Manoir d'Hubertant à Lozon dans la Manche

Patrimoine classé Demeure seigneuriale Manoir

Manoir d'Hubertant

  • 2-4 Rue du Manoir
  • 50570 Marigny-Le-Lozon
Crédit photo : Xfigpower - Sous licence Creative Commons
Propriété privée

Frise chronologique

Renaissance
Temps modernes
Révolution/Empire
XIXe siècle
Époque contemporaine
1600
1700
1800
1900
2000
Fin du XVe siècle - Début du XVIe siècle
Construction du manoir
Début du XVIIe siècle
Modification de l'escalier
XVIIIe siècle
Aménagements intérieurs
26 mars 2002
Inscription aux monuments historiques
Aujourd'hui
Aujourd'hui

Patrimoine classé

Les façades et les toitures, l'escalier, les quatre cheminées (trois au premier étage et une au deuxième étage) (cad. C 262) : inscription par arrêté du 26 mars 2002

Personnages clés

Guillemette de Bretteville Membre de la famille de Bretteville, mariée à Thomas Fourmy, ayant permis le passage du fief à la famille Fourmy.
Thomas Fourmy Membre de la famille Fourmy, ayant acquis le fief d'Hubertant par mariage avec Guillemette de Bretteville.

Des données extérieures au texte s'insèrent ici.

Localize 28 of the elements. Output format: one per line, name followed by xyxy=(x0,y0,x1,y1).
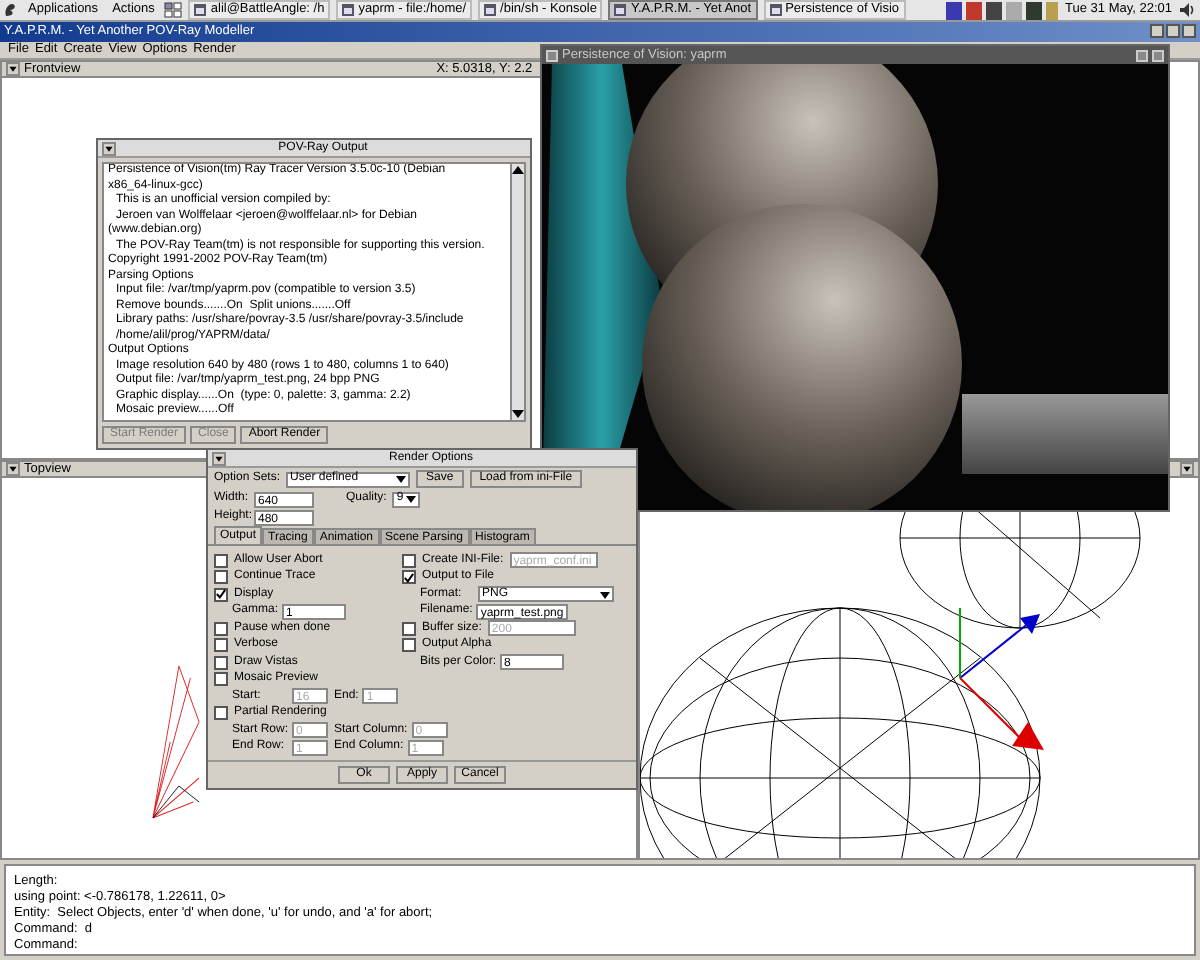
checkbox[interactable] xyxy=(214,621,228,636)
close-button[interactable] xyxy=(1182,24,1196,39)
volume-icon[interactable] xyxy=(1180,2,1196,18)
checkbox[interactable] xyxy=(214,553,228,568)
checkbox[interactable] xyxy=(214,587,228,602)
caret-icon[interactable] xyxy=(6,61,20,76)
dropdown-arrow-icon xyxy=(600,589,610,600)
caret-icon[interactable] xyxy=(6,462,20,477)
gnome-foot-icon[interactable] xyxy=(4,2,18,18)
checkbox[interactable] xyxy=(214,638,228,653)
window-icon xyxy=(484,4,497,16)
checkbox[interactable] xyxy=(214,570,228,585)
scroll-down-icon[interactable] xyxy=(512,405,524,419)
checkbox[interactable] xyxy=(214,706,228,721)
checkbox[interactable] xyxy=(402,638,416,653)
checkbox[interactable] xyxy=(402,570,416,585)
window-icon xyxy=(194,4,207,16)
caret-icon[interactable] xyxy=(1180,462,1194,477)
caret-icon[interactable] xyxy=(102,141,116,155)
window-icon xyxy=(614,4,627,16)
window-icon xyxy=(342,4,355,16)
scrollbar[interactable] xyxy=(510,164,524,419)
caret-icon[interactable] xyxy=(212,451,226,465)
scroll-up-icon[interactable] xyxy=(512,164,524,178)
checkbox[interactable] xyxy=(214,672,228,687)
window-icon xyxy=(769,4,782,16)
checkbox[interactable] xyxy=(214,655,228,670)
workspace-switcher-icon[interactable] xyxy=(164,2,183,18)
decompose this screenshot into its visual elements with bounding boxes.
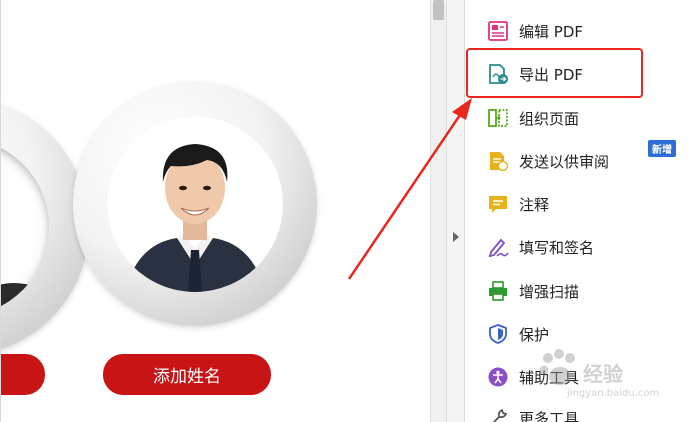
- watermark-subtext: jingyan.baidu.com: [567, 388, 660, 399]
- paw-logo-icon: [539, 349, 575, 385]
- watermark: 经验 jingyan.baidu.com: [535, 340, 685, 410]
- watermark-text: 经验: [583, 362, 623, 386]
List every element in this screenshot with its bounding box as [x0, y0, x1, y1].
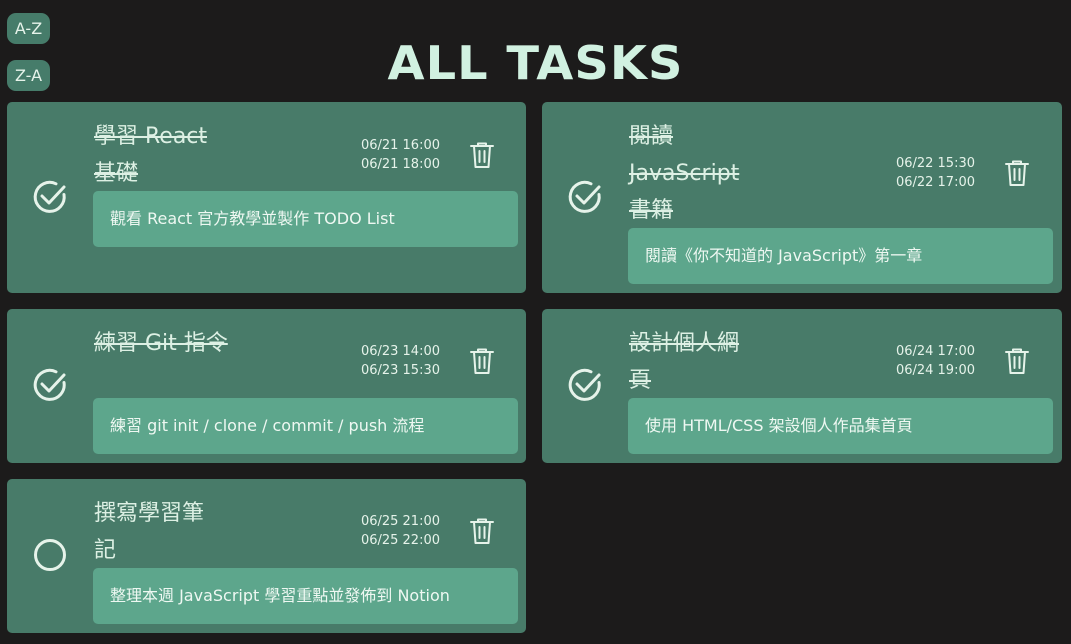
task-description: 練習 git init / clone / commit / push 流程 [93, 398, 518, 454]
check-circle-icon[interactable] [31, 178, 69, 216]
task-card: 練習 Git 指令 06/23 14:00 06/23 15:30 練習 git… [7, 309, 526, 463]
task-description: 使用 HTML/CSS 架設個人作品集首頁 [628, 398, 1053, 454]
task-card: 設計個人網頁 06/24 17:00 06/24 19:00 使用 HTML/C… [542, 309, 1062, 463]
task-description: 整理本週 JavaScript 學習重點並發佈到 Notion [93, 568, 518, 624]
task-title: 設計個人網頁 [629, 331, 740, 393]
task-start-time: 06/24 17:00 [895, 344, 975, 359]
task-title: 撰寫學習筆記 [94, 501, 205, 563]
task-card: 閱讀 JavaScript 書籍 06/22 15:30 06/22 17:00… [542, 102, 1062, 293]
task-start-time: 06/21 16:00 [360, 138, 440, 153]
page-title: ALL TASKS [387, 36, 684, 90]
task-end-time: 06/21 18:00 [360, 157, 440, 172]
task-description: 閱讀《你不知道的 JavaScript》第一章 [628, 228, 1053, 284]
task-times: 06/22 15:30 06/22 17:00 [860, 154, 975, 192]
trash-icon[interactable] [1004, 347, 1030, 375]
task-title: 閱讀 JavaScript 書籍 [629, 124, 740, 223]
task-card: 學習 React 基礎 06/21 16:00 06/21 18:00 觀看 R… [7, 102, 526, 293]
task-end-time: 06/24 19:00 [895, 363, 975, 378]
trash-icon[interactable] [469, 517, 495, 545]
task-times: 06/23 14:00 06/23 15:30 [325, 342, 440, 380]
empty-circle-icon[interactable] [31, 536, 69, 574]
trash-icon[interactable] [469, 141, 495, 169]
task-card: 撰寫學習筆記 06/25 21:00 06/25 22:00 整理本週 Java… [7, 479, 526, 633]
check-circle-icon[interactable] [566, 178, 604, 216]
check-circle-icon[interactable] [31, 366, 69, 404]
task-start-time: 06/22 15:30 [895, 156, 975, 171]
check-circle-icon[interactable] [566, 366, 604, 404]
trash-icon[interactable] [1004, 159, 1030, 187]
task-title: 練習 Git 指令 [94, 331, 228, 356]
task-end-time: 06/25 22:00 [360, 533, 440, 548]
task-end-time: 06/23 15:30 [360, 363, 440, 378]
task-times: 06/25 21:00 06/25 22:00 [325, 512, 440, 550]
task-times: 06/24 17:00 06/24 19:00 [860, 342, 975, 380]
task-title: 學習 React 基礎 [94, 124, 208, 186]
trash-icon[interactable] [469, 347, 495, 375]
task-description: 觀看 React 官方教學並製作 TODO List [93, 191, 518, 247]
task-start-time: 06/25 21:00 [360, 514, 440, 529]
task-times: 06/21 16:00 06/21 18:00 [325, 136, 440, 174]
task-end-time: 06/22 17:00 [895, 175, 975, 190]
task-start-time: 06/23 14:00 [360, 344, 440, 359]
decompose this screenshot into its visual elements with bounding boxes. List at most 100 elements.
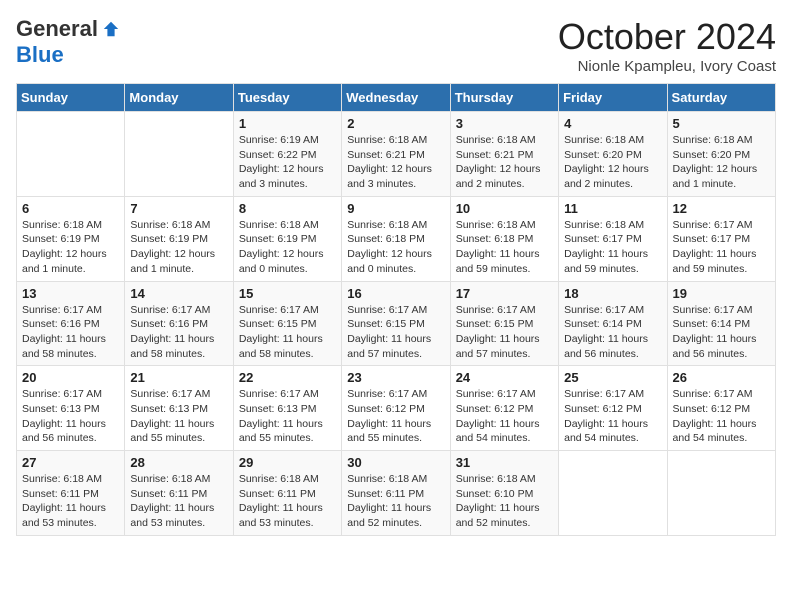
cell-info: Sunrise: 6:17 AM Sunset: 6:13 PM Dayligh… bbox=[22, 387, 119, 446]
cell-info: Sunrise: 6:17 AM Sunset: 6:12 PM Dayligh… bbox=[673, 387, 770, 446]
weekday-header-cell: Monday bbox=[125, 84, 233, 112]
cell-info: Sunrise: 6:17 AM Sunset: 6:13 PM Dayligh… bbox=[130, 387, 227, 446]
cell-info: Sunrise: 6:18 AM Sunset: 6:11 PM Dayligh… bbox=[130, 472, 227, 531]
cell-info: Sunrise: 6:18 AM Sunset: 6:19 PM Dayligh… bbox=[130, 218, 227, 277]
calendar-body: 1Sunrise: 6:19 AM Sunset: 6:22 PM Daylig… bbox=[17, 112, 776, 536]
cell-info: Sunrise: 6:18 AM Sunset: 6:17 PM Dayligh… bbox=[564, 218, 661, 277]
calendar-cell: 10Sunrise: 6:18 AM Sunset: 6:18 PM Dayli… bbox=[450, 196, 558, 281]
day-number: 2 bbox=[347, 116, 444, 131]
cell-info: Sunrise: 6:18 AM Sunset: 6:20 PM Dayligh… bbox=[564, 133, 661, 192]
calendar-cell: 9 Sunrise: 6:18 AM Sunset: 6:18 PM Daylig… bbox=[342, 196, 450, 281]
day-number: 6 bbox=[22, 201, 119, 216]
weekday-header-row: SundayMondayTuesdayWednesdayThursdayFrid… bbox=[17, 84, 776, 112]
calendar-cell: 2 Sunrise: 6:18 AM Sunset: 6:21 PM Daylig… bbox=[342, 112, 450, 197]
day-number: 29 bbox=[239, 455, 336, 470]
day-number: 7 bbox=[130, 201, 227, 216]
calendar-week-row: 20 Sunrise: 6:17 AM Sunset: 6:13 PM Dayli… bbox=[17, 366, 776, 451]
cell-info: Sunrise: 6:17 AM Sunset: 6:15 PM Dayligh… bbox=[456, 303, 553, 362]
calendar-cell: 17 Sunrise: 6:17 AM Sunset: 6:15 PM Dayli… bbox=[450, 281, 558, 366]
calendar-cell: 30 Sunrise: 6:18 AM Sunset: 6:11 PM Dayli… bbox=[342, 451, 450, 536]
day-number: 23 bbox=[347, 370, 444, 385]
weekday-header-cell: Sunday bbox=[17, 84, 125, 112]
calendar-cell: 22Sunrise: 6:17 AM Sunset: 6:13 PM Dayli… bbox=[233, 366, 341, 451]
day-number: 4 bbox=[564, 116, 661, 131]
day-number: 8 bbox=[239, 201, 336, 216]
day-number: 28 bbox=[130, 455, 227, 470]
calendar-cell bbox=[17, 112, 125, 197]
weekday-header-cell: Wednesday bbox=[342, 84, 450, 112]
day-number: 20 bbox=[22, 370, 119, 385]
calendar-cell: 29 Sunrise: 6:18 AM Sunset: 6:11 PM Dayli… bbox=[233, 451, 341, 536]
cell-info: Sunrise: 6:17 AM Sunset: 6:15 PM Dayligh… bbox=[347, 303, 444, 362]
day-number: 15 bbox=[239, 286, 336, 301]
calendar-cell: 14 Sunrise: 6:17 AM Sunset: 6:16 PM Dayli… bbox=[125, 281, 233, 366]
calendar-cell: 27 Sunrise: 6:18 AM Sunset: 6:11 PM Dayli… bbox=[17, 451, 125, 536]
cell-info: Sunrise: 6:17 AM Sunset: 6:14 PM Dayligh… bbox=[564, 303, 661, 362]
calendar-cell: 4 Sunrise: 6:18 AM Sunset: 6:20 PM Daylig… bbox=[559, 112, 667, 197]
cell-info: Sunrise: 6:18 AM Sunset: 6:10 PM Dayligh… bbox=[456, 472, 553, 531]
calendar-cell: 6 Sunrise: 6:18 AM Sunset: 6:19 PM Daylig… bbox=[17, 196, 125, 281]
calendar-cell: 5 Sunrise: 6:18 AM Sunset: 6:20 PM Daylig… bbox=[667, 112, 775, 197]
day-number: 30 bbox=[347, 455, 444, 470]
logo-icon bbox=[102, 20, 120, 38]
calendar-cell: 15Sunrise: 6:17 AM Sunset: 6:15 PM Dayli… bbox=[233, 281, 341, 366]
weekday-header-cell: Tuesday bbox=[233, 84, 341, 112]
calendar-cell: 18Sunrise: 6:17 AM Sunset: 6:14 PM Dayli… bbox=[559, 281, 667, 366]
weekday-header-cell: Thursday bbox=[450, 84, 558, 112]
header: General Blue October 2024 Nionle Kpample… bbox=[16, 16, 776, 75]
location-title: Nionle Kpampleu, Ivory Coast bbox=[558, 58, 776, 75]
day-number: 1 bbox=[239, 116, 336, 131]
day-number: 11 bbox=[564, 201, 661, 216]
month-title: October 2024 bbox=[558, 16, 776, 58]
calendar-cell: 23 Sunrise: 6:17 AM Sunset: 6:12 PM Dayli… bbox=[342, 366, 450, 451]
weekday-header-cell: Friday bbox=[559, 84, 667, 112]
calendar-cell bbox=[125, 112, 233, 197]
day-number: 19 bbox=[673, 286, 770, 301]
cell-info: Sunrise: 6:18 AM Sunset: 6:18 PM Dayligh… bbox=[347, 218, 444, 277]
day-number: 12 bbox=[673, 201, 770, 216]
day-number: 9 bbox=[347, 201, 444, 216]
cell-info: Sunrise: 6:18 AM Sunset: 6:11 PM Dayligh… bbox=[347, 472, 444, 531]
calendar-cell: 31 Sunrise: 6:18 AM Sunset: 6:10 PM Dayli… bbox=[450, 451, 558, 536]
day-number: 17 bbox=[456, 286, 553, 301]
calendar-cell: 1Sunrise: 6:19 AM Sunset: 6:22 PM Daylig… bbox=[233, 112, 341, 197]
day-number: 5 bbox=[673, 116, 770, 131]
cell-info: Sunrise: 6:18 AM Sunset: 6:21 PM Dayligh… bbox=[347, 133, 444, 192]
calendar-cell: 25Sunrise: 6:17 AM Sunset: 6:12 PM Dayli… bbox=[559, 366, 667, 451]
day-number: 31 bbox=[456, 455, 553, 470]
calendar-cell bbox=[559, 451, 667, 536]
cell-info: Sunrise: 6:17 AM Sunset: 6:12 PM Dayligh… bbox=[564, 387, 661, 446]
day-number: 10 bbox=[456, 201, 553, 216]
cell-info: Sunrise: 6:18 AM Sunset: 6:19 PM Dayligh… bbox=[239, 218, 336, 277]
cell-info: Sunrise: 6:17 AM Sunset: 6:16 PM Dayligh… bbox=[130, 303, 227, 362]
calendar-cell: 11 Sunrise: 6:18 AM Sunset: 6:17 PM Dayli… bbox=[559, 196, 667, 281]
cell-info: Sunrise: 6:18 AM Sunset: 6:20 PM Dayligh… bbox=[673, 133, 770, 192]
weekday-header-cell: Saturday bbox=[667, 84, 775, 112]
cell-info: Sunrise: 6:17 AM Sunset: 6:13 PM Dayligh… bbox=[239, 387, 336, 446]
cell-info: Sunrise: 6:18 AM Sunset: 6:11 PM Dayligh… bbox=[22, 472, 119, 531]
day-number: 24 bbox=[456, 370, 553, 385]
day-number: 26 bbox=[673, 370, 770, 385]
cell-info: Sunrise: 6:17 AM Sunset: 6:12 PM Dayligh… bbox=[347, 387, 444, 446]
calendar-cell: 26 Sunrise: 6:17 AM Sunset: 6:12 PM Dayli… bbox=[667, 366, 775, 451]
calendar-cell: 21 Sunrise: 6:17 AM Sunset: 6:13 PM Dayli… bbox=[125, 366, 233, 451]
calendar-week-row: 1Sunrise: 6:19 AM Sunset: 6:22 PM Daylig… bbox=[17, 112, 776, 197]
calendar-cell bbox=[667, 451, 775, 536]
day-number: 21 bbox=[130, 370, 227, 385]
day-number: 27 bbox=[22, 455, 119, 470]
logo-blue-text: Blue bbox=[16, 42, 64, 68]
day-number: 16 bbox=[347, 286, 444, 301]
cell-info: Sunrise: 6:17 AM Sunset: 6:12 PM Dayligh… bbox=[456, 387, 553, 446]
calendar-cell: 3Sunrise: 6:18 AM Sunset: 6:21 PM Daylig… bbox=[450, 112, 558, 197]
calendar-week-row: 27 Sunrise: 6:18 AM Sunset: 6:11 PM Dayli… bbox=[17, 451, 776, 536]
cell-info: Sunrise: 6:18 AM Sunset: 6:11 PM Dayligh… bbox=[239, 472, 336, 531]
calendar-cell: 7 Sunrise: 6:18 AM Sunset: 6:19 PM Daylig… bbox=[125, 196, 233, 281]
calendar-cell: 16 Sunrise: 6:17 AM Sunset: 6:15 PM Dayli… bbox=[342, 281, 450, 366]
calendar-cell: 13Sunrise: 6:17 AM Sunset: 6:16 PM Dayli… bbox=[17, 281, 125, 366]
cell-info: Sunrise: 6:18 AM Sunset: 6:19 PM Dayligh… bbox=[22, 218, 119, 277]
calendar-table: SundayMondayTuesdayWednesdayThursdayFrid… bbox=[16, 83, 776, 536]
cell-info: Sunrise: 6:17 AM Sunset: 6:14 PM Dayligh… bbox=[673, 303, 770, 362]
cell-info: Sunrise: 6:17 AM Sunset: 6:16 PM Dayligh… bbox=[22, 303, 119, 362]
calendar-week-row: 6 Sunrise: 6:18 AM Sunset: 6:19 PM Daylig… bbox=[17, 196, 776, 281]
day-number: 14 bbox=[130, 286, 227, 301]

Origine et histoire du Manoir d'Hubertant

Le manoir d'Hubertant se trouve sur la commune déléguée de Lozon, ancienne commune de Saint-Louet-sur-Lozon, aujourd'hui intégrée à la commune nouvelle de Marigny-le-Lozon, dans le département de la Manche (Normandie). Le fief d'Hubertant, anciennement possession de la famille de Bretteville, est passé à la famille Fourmy avant 1380 par le mariage de Guillemette (ou Gillette) de Bretteville avec Thomas Fourmy. L'ensemble manorial a été édifié à la fin du XVe siècle ou au début du XVIe siècle et comprend une ferme, des communs, un double porche d'entrée pour charrettes et piétons, ainsi qu'un corps de logis du XVIe siècle. Ce corps de logis conserve deux tours circulaires percées de neuf bouches à feu, ainsi que des baies à meneaux en bois avec leurs volets intérieurs et leurs vitraux d'origine. L'escalier à vis primitif a été remplacé au début du XVIIe siècle par un grand escalier central à cage carrée et rampe à balustres. De nombreux aménagements intérieurs datent du XVIIIe siècle, notamment des parquets, des cheminées et des lambris. Les façades et les toitures, l'escalier et les quatre cheminées (trois au premier étage et une au deuxième) sont inscrits au titre des monuments historiques par arrêté du 26 mars 2002.